Gw adalah salah satu dari sekian banyak orang dari tempat asal gw, sebuah kota di Jawa Tengah, yang memutuskan untuk merantau mencari pekerjaan di Jakarta. Meskipun sebenarnya gw back to my own family sih, karena ortu gw di Jakarta. Dan gw juga yang termasuk dari sekian berapa persennya yang enggan kembali lagi. Even itu for good or bad, setidaknya sampai sekarang.

Kenapa? Well, gw punya masa lalu nggak enak di kota tersebut. Selain itu karir di sana sangat nggak variatif. Mentok-mentok lo jadi PNS, pegawai BUMN, karyawan Bank, perusahaan swasta kecil dan atau pengusaha. Dan gw denger temen-temen gw juga akhirnya lama-lama banting setir ke pengusaha karena pendapatan yang kecil (mungkin) tapi beban pekerjaan yang cukup besar.

Ketika gw akhirnya sadar di Jakarta banyak banget kesempatan kalo lo punya skill, apalagi juga gw sekarang berkeluarga di sini, ya udah gw nggak memutuskan kembali ke sana. Kalo untuk sekedar berlibur bersama anak gw nantinya, mungkin iya, supaya dia tahu akar keluarga besarnya. Tapi kayaknya cuma itu aja alasan gw jika pun gw harus kembali.

Kalo ada yang ngira gw di bully, sayangnya nggak, man. Gw nggak pernah di bully sama sekali. Temen-temen deket gw pun banyak yang ada di sana. Tapiii... kalo bicara masa lalu, gw akan kembali teringat dengan kota menyedihkan yang orang-orangnya susah banget buat move on. Ada yang balik sama mantannya, ada yang musuhan karena mantannya dinikahi sahabatnya, ada yang rebutan rumah, ada yang karirnya nggak naik-naik padahal kerja udah bertahun-tahun, dll.

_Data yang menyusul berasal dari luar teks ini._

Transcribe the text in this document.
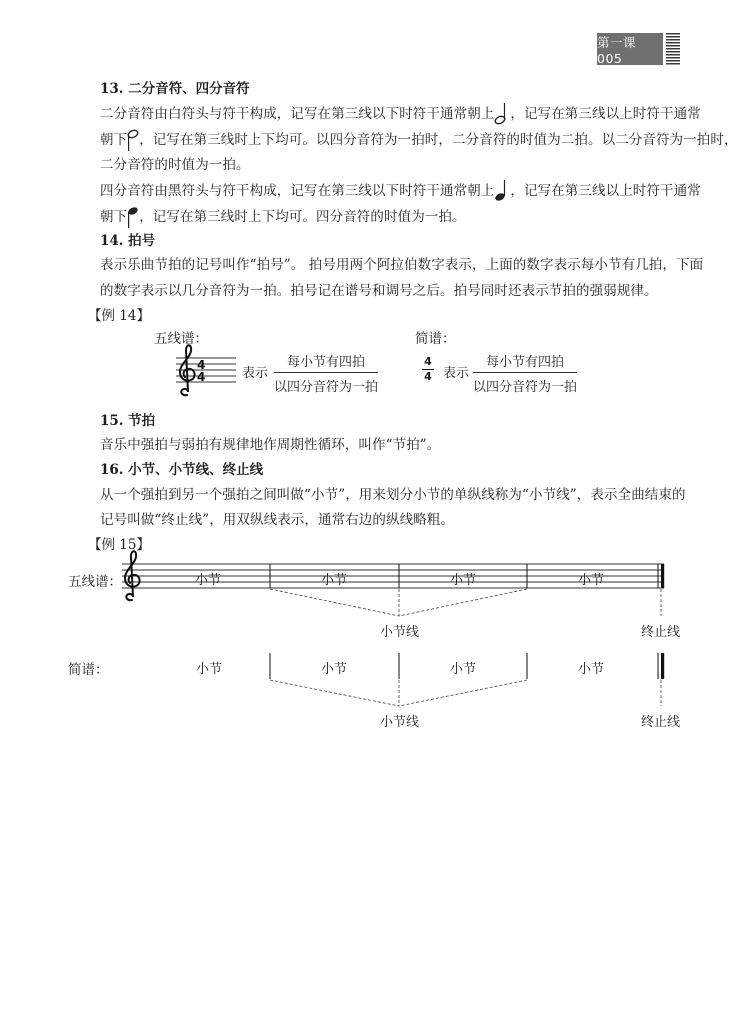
第一课 005
13. 二分音符、四分音符
二分音符由白符头与符干构成，记写在第三线以下时符干通常朝上 ，记写在第三线以上时符干通常
朝下 ，记写在第三线时上下均可。以四分音符为一拍时，二分音符的时值为二拍。以二分音符为一拍时，
二分音符的时值为一拍。
四分音符由黑符头与符干构成，记写在第三线以下时符干通常朝上 ，记写在第三线以上时符干通常
朝下 ，记写在第三线时上下均可。四分音符的时值为一拍。
14. 拍号
表示乐曲节拍的记号叫作“拍号”。 拍号用两个阿拉伯数字表示，上面的数字表示每小节有几拍，下面
的数字表示以几分音符为一拍。拍号记在谱号和调号之后。拍号同时还表示节拍的强弱规律。
【例 14】
五线谱：	简谱：
4
4	表示
每小节有四拍
以四分音符为一拍
4
4 表示
每小节有四拍
以四分音符为一拍
15. 节拍
音乐中强拍与弱拍有规律地作周期性循环，叫作“节拍”。
16. 小节、小节线、终止线
从一个强拍到另一个强拍之间叫做“小节”，用来划分小节的单纵线称为“小节线”，表示全曲结束的
记号叫做“终止线”，用双纵线表示，通常右边的纵线略粗。
【例 15】
五线谱：	小节	小节	小节	小节
小节线	终止线
简谱：	小节	小节	小节	小节
小节线	终止线
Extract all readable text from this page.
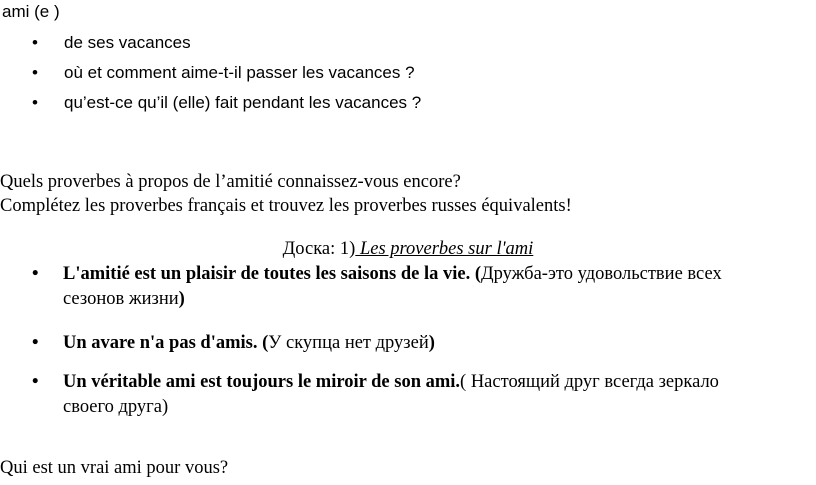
ami (e )
• de ses vacances
• où et comment aime-t-il passer les vacances ?
• qu’est-ce qu’il (elle) fait pendant les vacances ?
Quels proverbes à propos de l’amitié connaissez-vous encore?
Complétez les proverbes français et trouvez les proverbes russes équivalents!
Доска: 1) Les proverbes sur l'ami
• L'amitié est un plaisir de toutes les saisons de la vie. (Дружба-это удовольствие всех
сезонов жизни)
• Un avare n'a pas d'amis. (У скупца нет друзей)
• Un véritable ami est toujours le miroir de son ami.( Настоящий друг всегда зеркало
своего друга)
Qui est un vrai ami pour vous?
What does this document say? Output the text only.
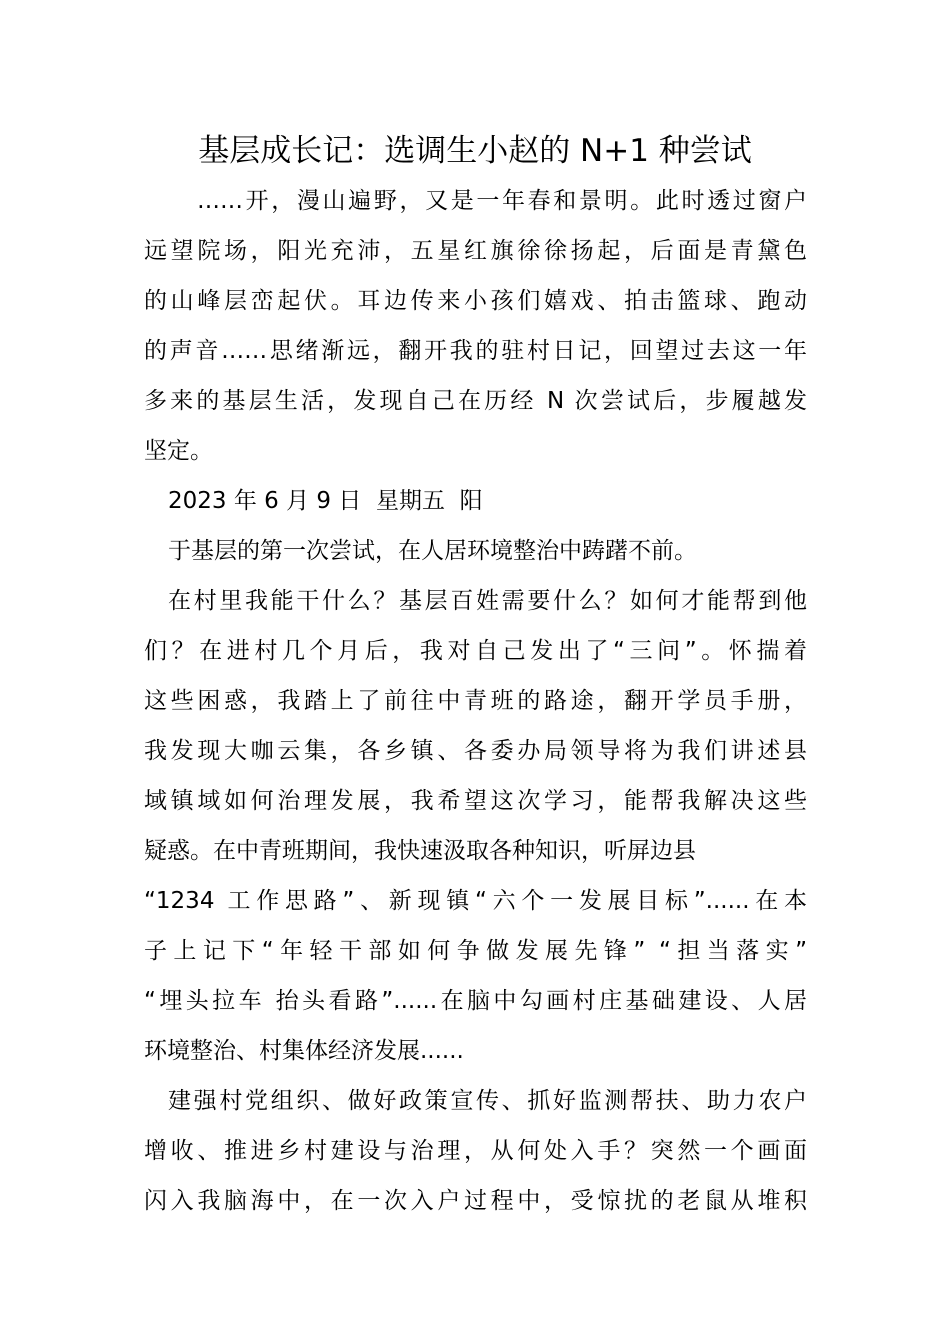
基层成长记：选调生小赵的 N+1 种尝试

……开，漫山遍野，又是一年春和景明。此时透过窗户

远望院场，阳光充沛，五星红旗徐徐扬起，后面是青黛色

的山峰层峦起伏。耳边传来小孩们嬉戏、拍击篮球、跑动

的声音……思绪渐远，翻开我的驻村日记，回望过去这一年

多来的基层生活，发现自己在历经 N 次尝试后，步履越发

坚定。

2023 年 6 月 9 日  星期五  阳

于基层的第一次尝试，在人居环境整治中踌躇不前。

在村里我能干什么？基层百姓需要什么？如何才能帮到他

们？在进村几个月后，我对自己发出了“三问”。怀揣着

这些困惑，我踏上了前往中青班的路途，翻开学员手册，

我发现大咖云集，各乡镇、各委办局领导将为我们讲述县

域镇域如何治理发展，我希望这次学习，能帮我解决这些

疑惑。在中青班期间，我快速汲取各种知识，听屏边县

“1234 工作思路”、新现镇“六个一发展目标”......在本

子上记下“年轻干部如何争做发展先锋” “担当落实”

“埋头拉车 抬头看路”......在脑中勾画村庄基础建设、人居

环境整治、村集体经济发展......

建强村党组织、做好政策宣传、抓好监测帮扶、助力农户

增收、推进乡村建设与治理，从何处入手？突然一个画面

闪入我脑海中，在一次入户过程中，受惊扰的老鼠从堆积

Dan ketika gw liat pun yaaaa dari sosmed, orang-orangnya masih tetep itu-itu aja, dengan kegiatan itu-itu aja, pembahasan yang ada itu-itu aja. Gw malah jadi berpikir gw nggak akan berkembang sama sekali di sana.

Masa lalu apakah itu? Banyak. Gw meninggalkan cinta monyet gw di sana, cerita berakhirnya sebuah persahabatan yang dibangun atas dasar ketulusan dan membuat gw agak trauma buat punya sahabat baru, dan juga tersangkutnya gw pada urusan keluarga lain yang harusnya gw nggak ikut campur.

Saat gw pindah ke Jakarta, gw bener-bener membentuk pribadi yang baru. Gw yang dulu nggak bisa nyetir, gw paksain buat bisa nyetir. Gw yang selalu jadi follower, bukan trend setter, gw paksa diri gw buat uptodate, biar gw ngga gampang dibodohin orang. Asyiknya membangun sebuah kehidupan baru di kota yang baru jauh dari orang-orang yang lo kenal sebelumnya adalah lo bisa membentuk pribadi baru semau lo.

Saat gw asyik membangun karir gw di Jakarta, beberapa dari masa lalu gw kadang datang, mencecar, menuduh bahkan mengatakan yang enggak-enggak soal gw. Jujur gw kesel banget waktu itu. Kayak gw nggak berhak bahagia dan menemukan kehidupan lain tanpa mereka. Even kayaknya sekarang semuanya berlalu oleh waktu. Mereka akhirnya bersikap seolah nggak ada apa-apa. Ya udah gw pun sama, bersikap seolah gw ngga ada apa-apa juga.

Gw tegasin lagi, gw nggak di bully. Tapi gw pernah kenal sekumpulan orang-orang, yang bukan mengarahkan gw ke arah yang lebih baik, tapi justru malah ke arah yang buruk. Alhamdulillahnya makin ke sini, gw berkeluarga dan udah nggak pernah ketemu, justru ketika ketemu di sosmed lagi, mereka sudah bersikap biasa aja, gw pun jadi netral tentunya. Tapi bukan berarti bisa kembali seperti dulu.

Jadi kalo misalkan ada yang nanyain ke gw, mau balik lagi nggak ke sana? Big No for now. Kecuali udah kepepet banget ya. Kalo masih ada pilihan lain, gw akan membangun kehidupan gw di sini. Where the real home is.